2. Anhaltspunkte für ein rechtsmissbräuchliches Verhalten der Beklagten und von Herrn D. oder dafür, dass es sich bei der Änderung des Arbeitsvertrages um ein Scheingeschäft handelte, bestehen nicht. Der Aufstellung des Steuerberaters der Beklagten, wonach diese zum 31.07.2010 einen Fehlbetrag von 9.518,01 Euro zu verbuchen hatte, die Darlehen und Verbindlichkeiten (einschließlich der Außenstände gegenüber dem Finanzamt) sich auf insgesamt sogar auf 411.286,55 Euro beliefen, zu denen u.a. noch Mietrückstände von 45.181,41 Euro netto hinzukamen, ist der Kläger schon erstinstanzlich nicht mehr entgegengetreten. Auf die Sachlage im Jahr 2008 kam es im Hinblick darauf, dass die Änderungskündigung im Jahr 2010 ausgesprochen wurde, nicht an. Die Frage des Rechtsmissbrauchs oder eines Scheingeschäfts ist im Kammertermin vor der erkennenden Kammer nochmals erörtert worden. Der Kläger hat insoweit alleine darauf hingewiesen, dass die Geschäftsführerin der Beklagten dessen Ehefrau sei und deren Unterhaltspflicht seit dem 31.03.2010 nicht mehr zu berücksichtigen gewesen sei. Dies alleine genügt indes zur Überzeugung der Kammer nicht, um von einem Rechtsmissbrauch oder einem Scheingeschäft auszugehen. Auch auf den Hinweis der Kammer zu der vorgelegten Aufstellung des Steuerberaters der Beklagten hat der Kläger nicht weiter vorgetragen, so dass die Kammer von entsprechenden wirtschaftlichen Schwierigkeiten der Beklagten ausgehen musste. Diese sprechen gegen die Annahme eines Scheingeschäfts oder von
Rechtsmissbrauch. Eine Kontrolle der Annahme des Änderungsangebots an den Maßstäben für die Wirksamkeit einer Änderungskündigung im Anwendungsbereich des Kündigungsschutzgesetzes war im Rahmen der Rechtsmissbrauchskontrolle nicht erforderlich. Es bestand mithin auch kein Anlass, festzustellen, ob das Kündigungsschutzgesetz überhaupt auf die Beklagte Anwendung findet. Hinzu kommt, dass nicht nur die Vergütung, sondern auch die dafür geschuldete Arbeitsleistung verringert worden ist. Dass Herr D. in Wahrheit gleichwohl mehr arbeitet, hat der Kläger nicht vorgetragen.

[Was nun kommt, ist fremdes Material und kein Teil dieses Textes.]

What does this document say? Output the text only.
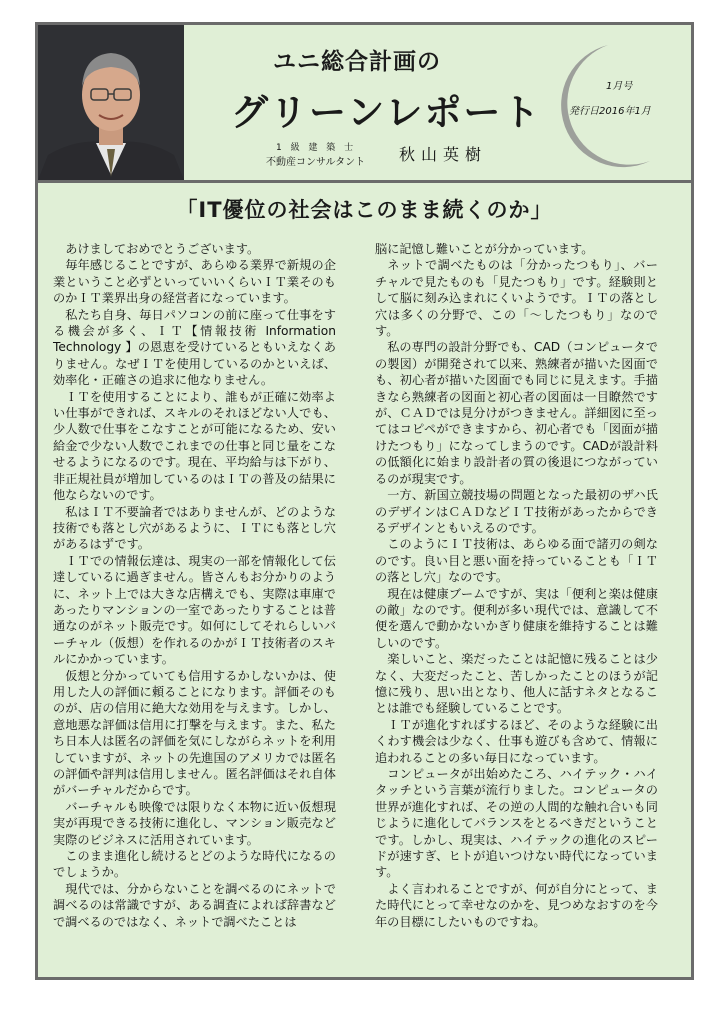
ユニ総合計画の
グリーンレポート
1 級 建 築 士
不動産コンサルタント 秋山英樹
1月号
発行日2016年1月
「IT優位の社会はこのまま続くのか」

あけましておめでとうございます。

毎年感じることですが、あらゆる業界で新規の企業ということ必ずといっていいくらいＩＴ業そのものかＩＴ業界出身の経営者になっています。

私たち自身、毎日パソコンの前に座って仕事をする機会が多く、ＩＴ【情報技術 Information Technology 】の恩恵を受けているともいえなくありません。なぜＩＴを使用しているのかといえば、効率化・正確さの追求に他なりません。

ＩＴを使用することにより、誰もが正確に効率よい仕事ができれば、スキルのそれほどない人でも、少人数で仕事をこなすことが可能になるため、安い給金で少ない人数でこれまでの仕事と同じ量をこなせるようになるのです。現在、平均給与は下がり、非正規社員が増加しているのはＩＴの普及の結果に他ならないのです。

私はＩＴ不要論者ではありませんが、どのような技術でも落とし穴があるように、ＩＴにも落とし穴があるはずです。

ＩＴでの情報伝達は、現実の一部を情報化して伝達しているに過ぎません。皆さんもお分かりのように、ネット上では大きな店構えでも、実際は車庫であったりマンションの一室であったりすることは普通なのがネット販売です。如何にしてそれらしいバーチャル（仮想）を作れるのかがＩＴ技術者のスキルにかかっています。

仮想と分かっていても信用するかしないかは、使用した人の評価に頼ることになります。評価そのものが、店の信用に絶大な効用を与えます。しかし、意地悪な評価は信用に打撃を与えます。また、私たち日本人は匿名の評価を気にしながらネットを利用していますが、ネットの先進国のアメリカでは匿名の評価や評判は信用しません。匿名評価はそれ自体がバーチャルだからです。

バーチャルも映像では限りなく本物に近い仮想現実が再現できる技術に進化し、マンション販売など実際のビジネスに活用されています。

このまま進化し続けるとどのような時代になるのでしょうか。

現代では、分からないことを調べるのにネットで調べるのは常識ですが、ある調査によれば辞書などで調べるのではなく、ネットで調べたことは

脳に記憶し難いことが分かっています。

ネットで調べたものは「分かったつもり」、バーチャルで見たものも「見たつもり」です。経験則として脳に刻み込まれにくいようです。ＩＴの落とし穴は多くの分野で、この「～したつもり」なのです。

私の専門の設計分野でも、CAD（コンピュータでの製図）が開発されて以来、熟練者が描いた図面でも、初心者が描いた図面でも同じに見えます。手描きなら熟練者の図面と初心者の図面は一目瞭然ですが、ＣＡＤでは見分けがつきません。詳細図に至ってはコピペができますから、初心者でも「図面が描けたつもり」になってしまうのです。CADが設計料の低額化に始まり設計者の質の後退につながっているのが現実です。

一方、新国立競技場の問題となった最初のザハ氏のデザインはＣＡＤなどＩＴ技術があったからできるデザインともいえるのです。

このようにＩＴ技術は、あらゆる面で諸刃の剣なのです。良い目と悪い面を持っていることも「ＩＴの落とし穴」なのです。

現在は健康ブームですが、実は「便利と楽は健康の敵」なのです。便利が多い現代では、意識して不便を選んで動かないかぎり健康を維持することは難しいのです。

楽しいこと、楽だったことは記憶に残ることは少なく、大変だったこと、苦しかったことのほうが記憶に残り、思い出となり、他人に話すネタとなることは誰でも経験していることです。

ＩＴが進化すればするほど、そのような経験に出くわす機会は少なく、仕事も遊びも含めて、情報に追われることの多い毎日になっています。

コンピュータが出始めたころ、ハイテック・ハイタッチという言葉が流行りました。コンピュータの世界が進化すれば、その逆の人間的な触れ合いも同じように進化してバランスをとるべきだということです。しかし、現実は、ハイテックの進化のスピードが速すぎ、ヒトが追いつけない時代になっています。

よく言われることですが、何が自分にとって、また時代にとって幸せなのかを、見つめなおすのを今年の目標にしたいものですね。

3. Unstreitig hat die Beklagte den pfändbaren Anteil des Arbeitseinkommens von 2.100,00 Euro des Herrn D. an den Kläger gezahlt. Darüber, dass dies monatlich 87,01 Euro sind, besteht zwischen den Parteien kein Streit. Zu einer weiteren Zahlung an den Kläger war die Beklagte nach den vorstehenden Ausführungen nicht verpflichtet.
B.Die Kostenentscheidung folgt aus § 97 Abs. 1 ZPO.
C.Die Kammer hat die Revision gemäß § 72 Abs. 2 Nr. 1 ZPO zugelassen. Die Rechtsfrage, ob die Annahme des Änderungsangebots in einer
Änderungskündigung, mit dem zugleich Arbeitszeit und Vergütung verringert werden, in der Verbraucherinsolvenz des Arbeitnehmers der Zustimmung des Treuhänders bedarf, ist höchstrichterlich noch nicht entschieden.